The PC police discovered children's books in 2016 and Megan Cox Gurdon reports that it wasn't pretty:
In the children’s literary realm, where “diversity” has become the lodestar, the year began and ended with choler, indignation and the repudiation of books.
Gurdon cites some of the denounced books:
In January, after a two-week social-media drumming, Scholastic pulled from distribution “A Birthday Cake for George Washington,” which was criticized for an excessively jolly portrayal of enslaved people in the first president’s household. The picture book valorized Hercules, Washington’s chef, who is regarded as America’s first celebrity cook and who, in the story, dazzles his daughter by confecting a cake without sugar. That the book was written by Ramin Ganeshram, a woman of Iranian-Trinidadian descent, and was illustrated and edited by two African-American women, Vanessa Brantley-Newton and Andrea Davis Pinkney respectively, did not soften the opprobrium.
That controversy was reminiscent of an earlier one, when ignominy befell author Emily Jenkins and illustrator Sophie Blackall, who are white, for their 2015 picture book “A Fine Dessert,” published by Schwartz + Wade. The story traces four centuries of social and domestic change by showing the evolving ways in which families have prepared a sweet dish called blackberry fool. The book’s crime, to its detractors, was what one called the story’s “degrading” depiction of an enslaved mother and daughter in 1810 enjoying themselves as they make and taste the dessert.

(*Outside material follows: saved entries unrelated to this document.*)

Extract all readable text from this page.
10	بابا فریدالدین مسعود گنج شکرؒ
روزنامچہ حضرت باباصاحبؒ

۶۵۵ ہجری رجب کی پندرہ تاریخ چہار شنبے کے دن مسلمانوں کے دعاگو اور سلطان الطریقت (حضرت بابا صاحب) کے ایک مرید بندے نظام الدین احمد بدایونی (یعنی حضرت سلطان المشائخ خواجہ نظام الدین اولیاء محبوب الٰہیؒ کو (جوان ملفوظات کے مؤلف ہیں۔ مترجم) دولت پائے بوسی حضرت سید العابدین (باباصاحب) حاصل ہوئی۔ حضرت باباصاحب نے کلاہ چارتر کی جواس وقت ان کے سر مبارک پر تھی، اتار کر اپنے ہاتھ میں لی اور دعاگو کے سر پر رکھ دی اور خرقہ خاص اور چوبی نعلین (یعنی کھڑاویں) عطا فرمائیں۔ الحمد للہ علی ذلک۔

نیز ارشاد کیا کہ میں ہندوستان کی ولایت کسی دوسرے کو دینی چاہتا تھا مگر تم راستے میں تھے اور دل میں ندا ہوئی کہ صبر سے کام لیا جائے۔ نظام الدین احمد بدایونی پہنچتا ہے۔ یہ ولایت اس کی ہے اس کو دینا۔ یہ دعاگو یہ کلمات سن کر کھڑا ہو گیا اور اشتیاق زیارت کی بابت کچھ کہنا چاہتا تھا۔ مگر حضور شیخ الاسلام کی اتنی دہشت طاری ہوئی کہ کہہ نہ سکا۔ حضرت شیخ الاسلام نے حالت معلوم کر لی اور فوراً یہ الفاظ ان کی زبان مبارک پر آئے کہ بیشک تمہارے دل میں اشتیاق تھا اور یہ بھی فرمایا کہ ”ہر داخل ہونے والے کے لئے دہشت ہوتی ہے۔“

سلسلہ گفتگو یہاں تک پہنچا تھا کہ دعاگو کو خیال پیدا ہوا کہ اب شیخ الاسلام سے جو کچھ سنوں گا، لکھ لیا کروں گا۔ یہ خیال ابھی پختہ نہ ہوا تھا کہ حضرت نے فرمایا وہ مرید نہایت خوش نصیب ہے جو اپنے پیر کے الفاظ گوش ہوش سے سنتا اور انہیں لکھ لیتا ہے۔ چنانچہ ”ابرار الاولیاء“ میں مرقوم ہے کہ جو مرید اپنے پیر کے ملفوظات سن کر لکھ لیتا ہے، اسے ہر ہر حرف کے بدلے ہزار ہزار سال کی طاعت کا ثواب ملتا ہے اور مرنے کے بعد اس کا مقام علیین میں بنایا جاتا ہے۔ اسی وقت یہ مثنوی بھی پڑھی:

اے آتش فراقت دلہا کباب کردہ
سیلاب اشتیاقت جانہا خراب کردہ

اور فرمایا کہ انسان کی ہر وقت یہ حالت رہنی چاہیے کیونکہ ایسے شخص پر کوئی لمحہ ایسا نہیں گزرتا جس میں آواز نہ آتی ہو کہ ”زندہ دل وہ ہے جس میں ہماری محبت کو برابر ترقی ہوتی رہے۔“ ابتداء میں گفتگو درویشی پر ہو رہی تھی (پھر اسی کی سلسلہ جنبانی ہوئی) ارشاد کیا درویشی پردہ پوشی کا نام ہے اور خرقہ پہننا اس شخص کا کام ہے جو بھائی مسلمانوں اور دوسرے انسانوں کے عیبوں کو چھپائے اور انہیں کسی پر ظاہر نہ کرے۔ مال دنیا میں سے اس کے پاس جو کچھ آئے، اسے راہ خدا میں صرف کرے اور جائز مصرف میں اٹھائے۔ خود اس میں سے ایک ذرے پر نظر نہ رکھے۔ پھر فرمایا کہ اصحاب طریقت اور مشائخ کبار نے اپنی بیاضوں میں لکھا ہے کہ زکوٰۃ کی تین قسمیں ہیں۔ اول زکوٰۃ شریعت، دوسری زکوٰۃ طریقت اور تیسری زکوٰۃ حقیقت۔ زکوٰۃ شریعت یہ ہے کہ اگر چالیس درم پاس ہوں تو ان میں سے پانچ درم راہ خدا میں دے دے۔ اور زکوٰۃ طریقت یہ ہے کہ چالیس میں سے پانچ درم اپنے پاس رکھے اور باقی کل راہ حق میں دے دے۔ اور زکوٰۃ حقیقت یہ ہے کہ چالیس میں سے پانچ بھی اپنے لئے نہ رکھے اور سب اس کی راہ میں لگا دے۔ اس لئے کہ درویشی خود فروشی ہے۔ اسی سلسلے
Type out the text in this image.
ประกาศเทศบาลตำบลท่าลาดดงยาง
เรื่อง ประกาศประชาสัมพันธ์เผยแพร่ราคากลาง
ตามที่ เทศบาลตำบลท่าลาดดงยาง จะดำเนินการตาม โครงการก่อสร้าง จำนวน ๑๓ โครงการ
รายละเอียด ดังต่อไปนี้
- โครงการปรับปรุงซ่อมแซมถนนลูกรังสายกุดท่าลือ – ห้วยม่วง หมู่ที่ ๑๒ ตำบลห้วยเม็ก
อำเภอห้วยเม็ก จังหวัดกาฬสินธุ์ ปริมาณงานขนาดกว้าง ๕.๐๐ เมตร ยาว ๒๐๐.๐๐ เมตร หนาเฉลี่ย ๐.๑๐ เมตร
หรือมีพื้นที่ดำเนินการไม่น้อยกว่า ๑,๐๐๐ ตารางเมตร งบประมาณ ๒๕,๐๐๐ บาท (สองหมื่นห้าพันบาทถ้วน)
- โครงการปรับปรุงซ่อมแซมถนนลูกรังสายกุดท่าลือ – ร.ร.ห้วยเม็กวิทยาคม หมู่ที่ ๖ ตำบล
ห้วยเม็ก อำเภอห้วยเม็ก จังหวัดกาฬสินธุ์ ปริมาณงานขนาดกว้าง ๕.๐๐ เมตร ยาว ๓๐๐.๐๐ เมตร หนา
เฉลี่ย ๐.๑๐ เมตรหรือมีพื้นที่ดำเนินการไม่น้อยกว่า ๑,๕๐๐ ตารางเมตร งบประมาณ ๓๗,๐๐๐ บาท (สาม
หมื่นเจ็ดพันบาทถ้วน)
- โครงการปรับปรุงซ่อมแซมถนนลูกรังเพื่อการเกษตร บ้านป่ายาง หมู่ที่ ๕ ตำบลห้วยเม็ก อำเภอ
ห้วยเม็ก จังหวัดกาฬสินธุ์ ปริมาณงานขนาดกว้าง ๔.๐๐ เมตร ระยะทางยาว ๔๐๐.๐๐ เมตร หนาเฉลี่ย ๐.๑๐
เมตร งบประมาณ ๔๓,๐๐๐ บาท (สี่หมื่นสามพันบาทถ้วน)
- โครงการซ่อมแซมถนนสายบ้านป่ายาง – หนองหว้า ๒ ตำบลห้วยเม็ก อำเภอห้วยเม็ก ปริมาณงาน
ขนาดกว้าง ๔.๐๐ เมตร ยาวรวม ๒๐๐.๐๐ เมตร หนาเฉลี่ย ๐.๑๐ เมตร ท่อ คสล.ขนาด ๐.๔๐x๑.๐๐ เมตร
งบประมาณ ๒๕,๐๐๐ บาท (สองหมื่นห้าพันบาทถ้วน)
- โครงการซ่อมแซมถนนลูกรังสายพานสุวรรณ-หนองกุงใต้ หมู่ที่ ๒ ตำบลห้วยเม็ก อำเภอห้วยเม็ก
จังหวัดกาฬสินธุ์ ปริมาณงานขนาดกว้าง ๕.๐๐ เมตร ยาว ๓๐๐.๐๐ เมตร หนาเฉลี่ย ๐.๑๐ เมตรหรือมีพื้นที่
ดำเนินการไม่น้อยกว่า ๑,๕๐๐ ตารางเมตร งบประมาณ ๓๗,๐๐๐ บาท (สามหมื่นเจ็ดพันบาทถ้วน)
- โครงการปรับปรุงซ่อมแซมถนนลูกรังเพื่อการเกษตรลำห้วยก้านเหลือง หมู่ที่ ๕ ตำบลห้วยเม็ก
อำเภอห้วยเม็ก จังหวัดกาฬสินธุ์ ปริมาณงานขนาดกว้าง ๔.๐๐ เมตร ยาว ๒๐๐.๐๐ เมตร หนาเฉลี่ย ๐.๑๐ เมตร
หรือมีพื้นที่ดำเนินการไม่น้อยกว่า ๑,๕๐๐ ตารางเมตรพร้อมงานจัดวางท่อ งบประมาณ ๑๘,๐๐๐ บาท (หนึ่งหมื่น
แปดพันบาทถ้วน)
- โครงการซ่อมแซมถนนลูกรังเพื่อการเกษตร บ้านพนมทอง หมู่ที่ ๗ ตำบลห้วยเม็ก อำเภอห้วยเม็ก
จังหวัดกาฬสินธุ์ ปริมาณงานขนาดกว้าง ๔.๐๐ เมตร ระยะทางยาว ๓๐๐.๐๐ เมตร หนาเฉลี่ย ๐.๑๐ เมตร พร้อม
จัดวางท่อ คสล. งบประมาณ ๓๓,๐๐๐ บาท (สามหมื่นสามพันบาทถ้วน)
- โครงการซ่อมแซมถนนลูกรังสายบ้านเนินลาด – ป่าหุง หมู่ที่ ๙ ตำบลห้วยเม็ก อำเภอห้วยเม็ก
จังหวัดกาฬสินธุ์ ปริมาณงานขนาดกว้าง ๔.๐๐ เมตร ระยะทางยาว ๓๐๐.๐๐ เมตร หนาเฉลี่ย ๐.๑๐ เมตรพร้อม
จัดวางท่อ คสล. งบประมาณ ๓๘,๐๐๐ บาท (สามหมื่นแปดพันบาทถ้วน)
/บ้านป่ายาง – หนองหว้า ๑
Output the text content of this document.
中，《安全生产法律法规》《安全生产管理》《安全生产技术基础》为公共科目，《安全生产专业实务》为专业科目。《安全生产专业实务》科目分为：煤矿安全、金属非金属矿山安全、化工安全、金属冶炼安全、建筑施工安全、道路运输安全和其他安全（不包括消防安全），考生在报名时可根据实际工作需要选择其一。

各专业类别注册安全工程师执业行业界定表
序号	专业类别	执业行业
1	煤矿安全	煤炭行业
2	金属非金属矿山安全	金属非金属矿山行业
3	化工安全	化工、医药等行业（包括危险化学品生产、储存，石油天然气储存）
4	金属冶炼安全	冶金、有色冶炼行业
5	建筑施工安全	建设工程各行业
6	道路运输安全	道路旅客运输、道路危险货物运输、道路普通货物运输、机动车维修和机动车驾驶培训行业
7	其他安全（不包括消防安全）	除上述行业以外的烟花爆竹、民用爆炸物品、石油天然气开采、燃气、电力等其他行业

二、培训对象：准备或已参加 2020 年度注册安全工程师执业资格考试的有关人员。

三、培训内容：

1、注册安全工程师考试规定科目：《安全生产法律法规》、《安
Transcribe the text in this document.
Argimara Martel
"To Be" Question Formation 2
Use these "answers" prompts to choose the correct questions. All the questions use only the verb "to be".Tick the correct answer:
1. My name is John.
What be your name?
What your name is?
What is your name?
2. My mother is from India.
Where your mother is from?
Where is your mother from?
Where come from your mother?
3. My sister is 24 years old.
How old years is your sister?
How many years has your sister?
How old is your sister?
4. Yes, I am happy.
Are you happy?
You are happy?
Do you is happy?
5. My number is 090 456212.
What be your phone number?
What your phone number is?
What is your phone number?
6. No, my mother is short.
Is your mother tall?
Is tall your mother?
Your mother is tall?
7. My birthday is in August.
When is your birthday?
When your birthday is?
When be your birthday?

In July, controversy swirled around Lane Smith’s picture book “There Is a Tribe of Kids” (which publisher Roaring Brook did not recall) for representing children in a natural setting with feathers in their hair—as if, critics said, they were “playing Indian.” In August, Candlewick recalled copies of E.E. Charlton-Trujillo’s young-adult novel “When We Was Fierce.” Early critical praise had morphed into social-media wrath over the author’s use of an invented urban dialect that was, in the words of one prominent fault-finder, “deeply insensitive.”
This is a pity because, as Gurdon writes, such books really do encourage journeys into genuine diversity:
Honorable defenses of editorial decisions gain little traction in an unforgiving environment. That a mother and child, even in bondage, might enjoy a tasty dessert; that a father and daughter in the same historically cruel circumstances might experience happiness and pride—who will now dare depict such nuance? Yet it is a strange means of enforcing diversity, to prevent its real expression.
. . .
Fictional and fictionalized stories are among our best means of voyaging into strange places, of experiencing life from within other skins, of hearing the beat of hearts unlike our own. But art cannot flourish under ideological repression. Thousands of talented writers and illustrators, with their editors and publishers, are trying in good faith to bring forth thoughtful, imaginative books. Rather than police every micro-transgression, how much better, in 2017, to give them a bit of creative space.
The bolding is mine and I remind you: We are talking about children's books here.